Слепые (их собрали со всего района, а возможно, области) находились именно на той стороне реки, хотя и несколько ниже того места, где Пекалов вышел с подкопом. Река осталась рекой, и два слепца, выбравшиеся когда-то через подкоп первыми и попавшие в топи, погибли где-то здесь, неподалеку; и, во всяком случае, за долгую ночь они вполне могли добраться, сместиться по берегу как раз сюда, погибая и клича на помощь.

День девочка и я проводили у реки, плавая, гуляя в лесу, а даже и ссорясь, потому что Сашенька, так ее звали, не утаила, что в прошлом году у нее уже была любовь: ее одноклассник Толя. Одиннадцатилетний мальчишка, я лишь благородно вздыхал: «Понимаю: у вас это серьезно...» — но вскоре я очень переменился; я уже не был столь благороден, и едва выяснилось, что мы с Сашенькой тоже любим друг друга и что у нас тоже серьезно, стал ревновать к ее прошлому, недостойно выпытывая подробности или же вспыльчиво говоря: «Ну и катись к нему!..»

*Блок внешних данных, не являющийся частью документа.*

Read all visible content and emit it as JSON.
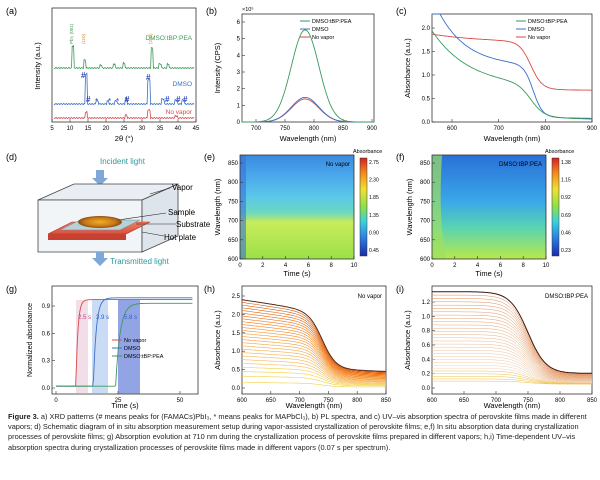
{
  "panels": {
    "a": {
      "letter": "(a)",
      "xlabel": "2θ (°)",
      "ylabel": "Intensity (a.u.)",
      "xticks": [
        "5",
        "10",
        "15",
        "20",
        "25",
        "30",
        "35",
        "40",
        "45"
      ],
      "xlim": [
        5,
        45
      ],
      "series": [
        {
          "name": "DMSO:tBP:PEA",
          "color": "#3a9a5c"
        },
        {
          "name": "DMSO",
          "color": "#3b6fc9"
        },
        {
          "name": "No vapor",
          "color": "#d84a4a"
        }
      ],
      "peak_labels": [
        "PbI₂ (001)",
        "(110)",
        "(220)"
      ],
      "markers": {
        "hash": "#",
        "star": "*"
      }
    },
    "b": {
      "letter": "(b)",
      "xlabel": "Wavelength (nm)",
      "ylabel": "Intensity (CPS)",
      "exponent": "×10⁵",
      "yticks": [
        "0",
        "1",
        "2",
        "3",
        "4",
        "5",
        "6"
      ],
      "xticks": [
        "700",
        "750",
        "800",
        "850",
        "900"
      ],
      "legend": [
        "DMSO:tBP:PEA",
        "DMSO",
        "No vapor"
      ],
      "chart_data": {
        "type": "line",
        "x_peak": 780,
        "series": [
          {
            "name": "DMSO:tBP:PEA",
            "peak": 5.8
          },
          {
            "name": "DMSO",
            "peak": 1.55
          },
          {
            "name": "No vapor",
            "peak": 1.45
          }
        ],
        "xlim": [
          670,
          900
        ],
        "ylim": [
          0,
          6.3
        ]
      }
    },
    "c": {
      "letter": "(c)",
      "xlabel": "Wavelength (nm)",
      "ylabel": "Absorbance (a.u.)",
      "yticks": [
        "0.0",
        "0.5",
        "1.0",
        "1.5",
        "2.0"
      ],
      "xticks": [
        "600",
        "700",
        "800",
        "900"
      ],
      "legend": [
        "DMSO:tBP:PEA",
        "DMSO",
        "No vapor"
      ]
    },
    "d": {
      "letter": "(d)",
      "incident": "Incident light",
      "transmitted": "Transmitted light",
      "labels": [
        "Vapor",
        "Sample",
        "Substrate",
        "Hot plate"
      ]
    },
    "e": {
      "letter": "(e)",
      "tag": "No vapor",
      "xlabel": "Time (s)",
      "ylabel": "Wavelength (nm)",
      "yticks": [
        "600",
        "650",
        "700",
        "750",
        "800",
        "850"
      ],
      "xticks": [
        "0",
        "2",
        "4",
        "6",
        "8",
        "10"
      ],
      "cbar_title": "Absorbance",
      "cbar_ticks": [
        "2.75",
        "2.30",
        "1.85",
        "1.35",
        "0.90",
        "0.45"
      ]
    },
    "f": {
      "letter": "(f)",
      "tag": "DMSO:tBP:PEA",
      "xlabel": "Time (s)",
      "ylabel": "Wavelength (nm)",
      "yticks": [
        "600",
        "650",
        "700",
        "750",
        "800",
        "850"
      ],
      "xticks": [
        "0",
        "2",
        "4",
        "6",
        "8",
        "10"
      ],
      "cbar_title": "Absorbance",
      "cbar_ticks": [
        "1.38",
        "1.15",
        "0.92",
        "0.69",
        "0.46",
        "0.23"
      ]
    },
    "g": {
      "letter": "(g)",
      "xlabel": "Time (s)",
      "ylabel": "Normalized absorbance",
      "yticks": [
        "0.0",
        "0.3",
        "0.6",
        "0.9"
      ],
      "xticks": [
        "0",
        "25",
        "50"
      ],
      "legend": [
        "No vapor",
        "DMSO",
        "DMSO:tBP:PEA"
      ],
      "annotations": [
        "2.5 s",
        "3.9 s",
        "5.8 s"
      ]
    },
    "h": {
      "letter": "(h)",
      "tag": "No vapor",
      "xlabel": "Wavelength (nm)",
      "ylabel": "Absorbance (a.u.)",
      "yticks": [
        "0.0",
        "0.5",
        "1.0",
        "1.5",
        "2.0",
        "2.5"
      ],
      "xticks": [
        "600",
        "650",
        "700",
        "750",
        "800",
        "850"
      ]
    },
    "i": {
      "letter": "(i)",
      "tag": "DMSO:tBP:PEA",
      "xlabel": "Wavelength (nm)",
      "ylabel": "Absorbance (a.u.)",
      "yticks": [
        "0.0",
        "0.2",
        "0.4",
        "0.6",
        "0.8",
        "1.0",
        "1.2"
      ],
      "xticks": [
        "600",
        "650",
        "700",
        "750",
        "800",
        "850"
      ]
    }
  },
  "caption": {
    "bold": "Figure 3.",
    "text": " a) XRD patterns (# means peaks for (FAMACs)PbI₃, * means peaks for MAPbCl₃), b) PL spectra, and c) UV–vis absorption spectra of perovskite films made in different vapors; d) Schematic diagram of in situ absorption measurement setup during vapor-assisted crystallization of perovskite films; e,f) In situ absorption data during crystallization processes of perovskite films; g) Absorption evolution at 710 nm during the crystallization process of perovskite films prepared in different vapors; h,i) Time-dependent UV–vis absorption spectra during crystallization processes of perovskite films made in different vapors (0.07 s per spectrum)."
  }
}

За все лето полуслепой зав два или три раза зазывал меня к себе и по-родственному спрашивал, как, мол, живется, на что я смущенно мялся и мычал — живется, мол, хорошо.

— А как спишь?

— Сплю хорошо.

— А как с едой?

— Хорошо...

Я боялся, что о нашей любви он что-то пронюхал. Вечером Сашенька приходила в отведенную для меня старую, протекавшую палатку на отшибе у слепцов, приходила с опаской, и мы целовались именно вечером, в темноте и ровно один раз в день, полагая, что целоваться больше — это уже вести себя как взрослые. Мы сидели в палатке, и в десяти шагах от нас Урал плескал волной. Я тогда уже покуривал и потому непременно задергивал полог, но дым валил, и Сашенька некоторое время прогуливалась возле палатки, чтобы не засекли. А как только я выбрасывал окурок, мы садились вместе бок о бок и долго молчали — Урал шумел, и мы тихо, по-сиротски слушали удары волн. Или же их мерный шлеп. Видели мы и ночную лунную дорожку в раздернутом пологе палатки.

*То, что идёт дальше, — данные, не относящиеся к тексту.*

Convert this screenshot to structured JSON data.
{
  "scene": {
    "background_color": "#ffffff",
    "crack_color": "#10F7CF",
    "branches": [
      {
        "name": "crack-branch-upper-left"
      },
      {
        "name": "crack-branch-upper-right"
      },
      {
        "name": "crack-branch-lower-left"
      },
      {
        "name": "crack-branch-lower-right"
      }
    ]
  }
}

Слепые, конечно, поразили нас; к примеру, я шел к Сашеньке днем, чтобы позвать ее на реку (или же она шла к моей палатке: она размещалась с поварихой), — я шел по берегу, а меня вдруг окликали: «Николай?..» — я шел дальше, не был я Николаем (а Сашенька говорила, что, когда ее окликают, она обмирает), и некоторое время слепой вновь чутко вслушивался. Осознавший ошибку — по шагам, — он вновь окликал: «А-а... Сережка! Чего я не узнал тебя сразу?» — а я не был и Сережкой, молчал, шел своим путем, а если это была Сашенька, она вновь обмирала и с сердцебиением быстро-быстро шла берегом дальше. Слепой стоял и смотрел вслед.

Их было десятка полтора — и для двоих детей было непросто не вступать с ними в контакт, о чем зав предупредил нас с самого начала. Он сказал, что слепые привязчивы и что слишком радуются всякому новому человеку, а потому их надо обходить стороной. Возможно, зав побаивался, что, и впрямь привязчивые, они станут интересоваться и, расспрашивая, от нас же и узнают в конце концов, что живем мы за их счет из их котла. Короче: был уговор обходить. А они так тоскливо бродили по отмели или же сидели, всё подбрасывая и ловя гальку, и, когда я шел мимо, не только слышали меня, но и чуяли по дыханию. Они чуяли, что курящий: «Николай... Иди же ближе!» Курцов среди них было трое, их знали, и меня окликали одними и теми же именами. Сашенька же была еще худее, чем я, и поступь ее была так легка, что слепцы окликали не всегда, а только смотрели, ведя незрячими глазами вслед и принимая ее за птицу.